Hasta onayının verilmesiyle doktorun iradesi ortadan kalkmakta, hastanın iradesi onun iradesi yerine geçmekte ve gerçekte doktor değil, hasta hareket etmektedir. Daha kısa bir anlatımla, “Tedavi iradesi hastaya aittir.” Hasta bunu kullanması için doktora vekâlet (rıza-izin-onam) vermektedir. Aydınlatılmış onamda beş nokta önemlidir: 1. Yeterlilik, 2. Açıklık, 3. Anlama, 4. İsteklilik, 5. Onay. Bu beş nokta aydınlatılmış onamın yapı taşlarıdırlar. Yani bir kişi, yapılacak tıbbi uygulamayı anlamada yeterli ise kendisine açıklananlar yeteri kadar açık ise ve bu anlaşılıyorsa, ayrıca kabul etmede istekli ise hekime onayını verecektir.
Hekim hastasını şu konularda aydınlatmak durumundadır;
Hastanın şimdiki sağlık durumu ve konulan tanı, b) Önerilen tedavi yönteminin türü, c) Amaçlanan tedavi yönteminin başarı şansı ve süresi, d) Amaçlanan tedavi yönteminin hastanın sağlığı için gösterdiği riskler, e) Verilen ilaçların kullanılışı ve olası aksi etkileri, f) Hastanın önerilen tedaviyi kabul etmemesi durumunda hastalığın yaratacağı sonuçlar.
Hasta ile hekim arasındaki ilişkilerin tıp etiği açısından incelenmesi çok önemlidir. Hekimin hasta ile iletişiminin yalnızca onun tedavisi ve uygulanan bütün klinik işlemlerden ibaret olarak bilinmesi doğru bir olgu değildir. Çünkü hekimin, hastanın aydınlatılmış onamını da alsa onunla yumuşak, insancıl, sert ses tonu bulunmayan, baştan savmacı olmayan ve asık yüzlü görünmeyen samimi ilişkiler içinde olması gerekir. Yani hasta onun bir dostu gibi olmalıdır. Eğer böyle bir ilişki durumu yoksa klinikteki tedavi bitse bile hastada bir moral bozukluğu ve hoşnutsuzluk vardır. Yine hekime olan güvensizlik, tedaviye uymamayı ve böylece iyileşmenin uzun sürmesini doğurur. Nitekim hastalar klinikte ilk karşılaşmada hekimin sert ya da ciddi tutumu ve ilgisizliği ile karşılaşabilirler. Ayrıca, kullanılan tıbbi deyimler kişilerin kültür düzeylerine göre verilmezse anlaşılamaz ve soru sormaları için de çok az bir süre verilir. Hastaların hoşnutsuzluğu, tedaviye uymama, yanlış tedavi için dava açma, hastalara kişi olarak daha çok ilgi gösteren akupunktur yapan, masajcı, aktar vb. gibi şifa dağıtıcı olarak bilinen kişilere gitme olarak kendini gösterir. Hekimler son yıllarda hastaların sorunlarıyla çok fazla ilgilenerek hastanın kendisini unutmaktadırlar. Bu durum, özellikle onulmaz hastalıklarda böyledir.

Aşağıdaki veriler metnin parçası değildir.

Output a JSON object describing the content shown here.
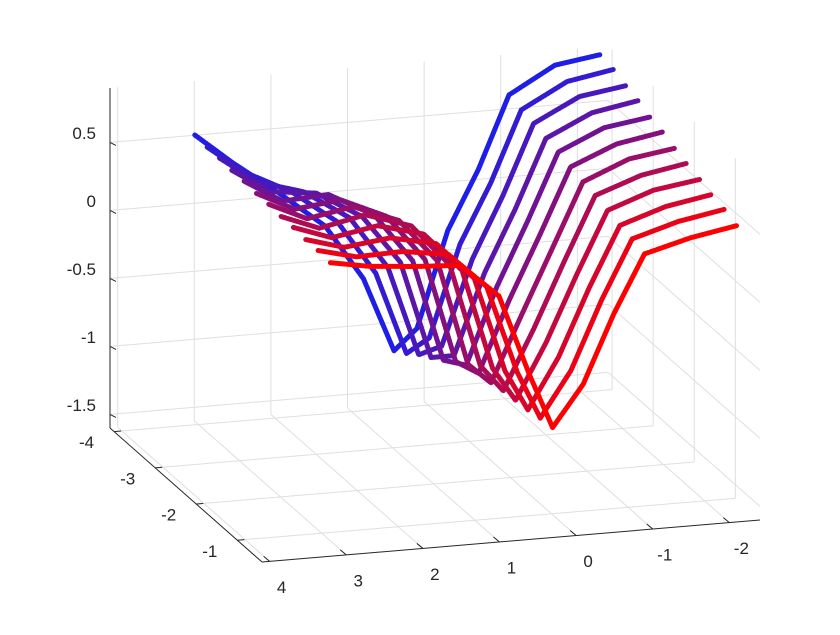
{
  "chart_data": {
    "type": "line3d",
    "x": [
      3.1,
      2.6,
      2.0,
      1.4,
      0.9,
      0.5,
      0.2,
      -0.2,
      -0.6,
      -1.0,
      -1.6,
      -2.2
    ],
    "xlim": [
      -2.4,
      4.1
    ],
    "ylim": [
      -4.1,
      -0.4
    ],
    "zlim": [
      -1.6,
      0.9
    ],
    "xticks": [
      -2,
      -1,
      0,
      1,
      2,
      3,
      4
    ],
    "yticks": [
      -4,
      -3,
      -2,
      -1
    ],
    "zticks": [
      -1.5,
      -1,
      -0.5,
      0,
      0.5
    ],
    "grid": true,
    "series": [
      {
        "y": -3.9,
        "color": "#1e1ee6",
        "values": [
          0.56,
          0.33,
          0.08,
          -0.19,
          -0.6,
          -1.15,
          -1.0,
          -0.3,
          0.13,
          0.66,
          0.85,
          0.9
        ]
      },
      {
        "y": -3.6,
        "color": "#321bd1",
        "values": [
          0.55,
          0.34,
          0.17,
          -0.08,
          -0.48,
          -1.09,
          -0.99,
          -0.32,
          0.11,
          0.63,
          0.81,
          0.87
        ]
      },
      {
        "y": -3.3,
        "color": "#4719bc",
        "values": [
          0.55,
          0.35,
          0.25,
          0.03,
          -0.36,
          -1.02,
          -0.97,
          -0.35,
          0.1,
          0.61,
          0.78,
          0.83
        ]
      },
      {
        "y": -3.0,
        "color": "#5b16a7",
        "values": [
          0.54,
          0.36,
          0.32,
          0.12,
          -0.24,
          -0.96,
          -0.96,
          -0.37,
          0.08,
          0.58,
          0.74,
          0.8
        ]
      },
      {
        "y": -2.7,
        "color": "#701392",
        "values": [
          0.54,
          0.37,
          0.39,
          0.21,
          -0.15,
          -0.9,
          -0.95,
          -0.39,
          0.07,
          0.56,
          0.71,
          0.76
        ]
      },
      {
        "y": -2.4,
        "color": "#84107d",
        "values": [
          0.53,
          0.39,
          0.43,
          0.28,
          -0.06,
          -0.83,
          -0.93,
          -0.41,
          0.05,
          0.53,
          0.67,
          0.73
        ]
      },
      {
        "y": -2.1,
        "color": "#990e69",
        "values": [
          0.53,
          0.4,
          0.46,
          0.33,
          0.01,
          -0.77,
          -0.92,
          -0.44,
          0.03,
          0.5,
          0.64,
          0.69
        ]
      },
      {
        "y": -1.8,
        "color": "#ad0b54",
        "values": [
          0.52,
          0.41,
          0.48,
          0.37,
          0.06,
          -0.7,
          -0.9,
          -0.46,
          0.02,
          0.48,
          0.6,
          0.66
        ]
      },
      {
        "y": -1.5,
        "color": "#c2083f",
        "values": [
          0.52,
          0.42,
          0.48,
          0.39,
          0.1,
          -0.64,
          -0.89,
          -0.48,
          0.0,
          0.45,
          0.57,
          0.62
        ]
      },
      {
        "y": -1.2,
        "color": "#d6052a",
        "values": [
          0.51,
          0.43,
          0.47,
          0.4,
          0.12,
          -0.58,
          -0.88,
          -0.51,
          -0.02,
          0.42,
          0.53,
          0.59
        ]
      },
      {
        "y": -0.9,
        "color": "#eb0315",
        "values": [
          0.51,
          0.44,
          0.45,
          0.4,
          0.14,
          -0.51,
          -0.86,
          -0.53,
          -0.03,
          0.4,
          0.5,
          0.56
        ]
      },
      {
        "y": -0.6,
        "color": "#ff0000",
        "values": [
          0.5,
          0.45,
          0.42,
          0.4,
          0.15,
          -0.45,
          -0.85,
          -0.55,
          -0.05,
          0.37,
          0.46,
          0.52
        ]
      }
    ]
  }
}
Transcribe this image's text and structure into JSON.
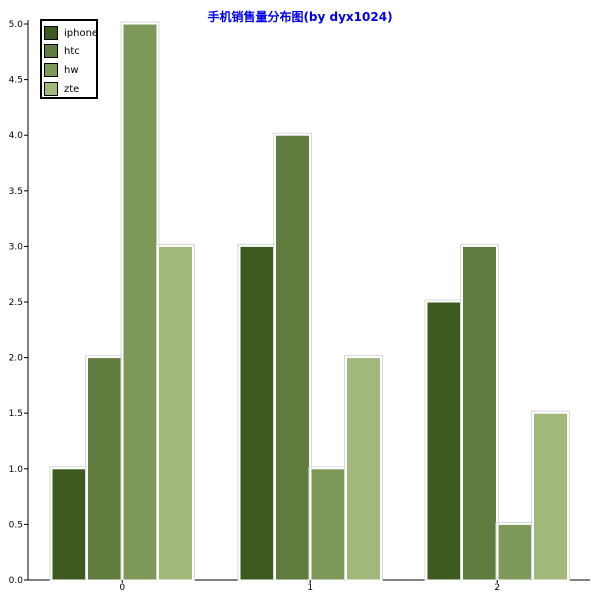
{
  "chart_data": {
    "type": "bar",
    "title": "手机销售量分布图(by dyx1024)",
    "categories": [
      "0",
      "1",
      "2"
    ],
    "series": [
      {
        "name": "iphone",
        "values": [
          1.0,
          3.0,
          2.5
        ],
        "color": "#3d5a1f"
      },
      {
        "name": "htc",
        "values": [
          2.0,
          4.0,
          3.0
        ],
        "color": "#5f7b3e"
      },
      {
        "name": "hw",
        "values": [
          5.0,
          1.0,
          0.5
        ],
        "color": "#7e9859"
      },
      {
        "name": "zte",
        "values": [
          3.0,
          2.0,
          1.5
        ],
        "color": "#a0b87a"
      }
    ],
    "ylim": [
      0,
      5.0
    ],
    "yticks": [
      "0.0",
      "0.5",
      "1.0",
      "1.5",
      "2.0",
      "2.5",
      "3.0",
      "3.5",
      "4.0",
      "4.5",
      "5.0"
    ],
    "legend_position": "top-left",
    "grid": false,
    "title_color": "#0000ee"
  }
}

Yine hekim-hasta ilişkilerinde, klinikte hekimin hasta ile görüşmelerinde yalnız çok az bir süre hastalara bilgi verilmektedir. Sonuçta hasta, hekimin kendisinin soru sormayı istemediğini anlamaktadır.
Bugün, hekim-hasta arasındaki iletişimin iyi olması ve bu konuda beceri sağlanması bazı metotların uygulanması ile olur. Hekim-hasta ilişkilerinin iyi yönde olması için değişik yollar kullanılmalıdır.
Bütün bu aydınlatmalar yapılmadan ve tam bir hasta-hekim görüşmesi olmadan bu ilişkilerde tıp etiği açısından zayıflamalar olmakta ve etik ilkeler zedelenmektedir.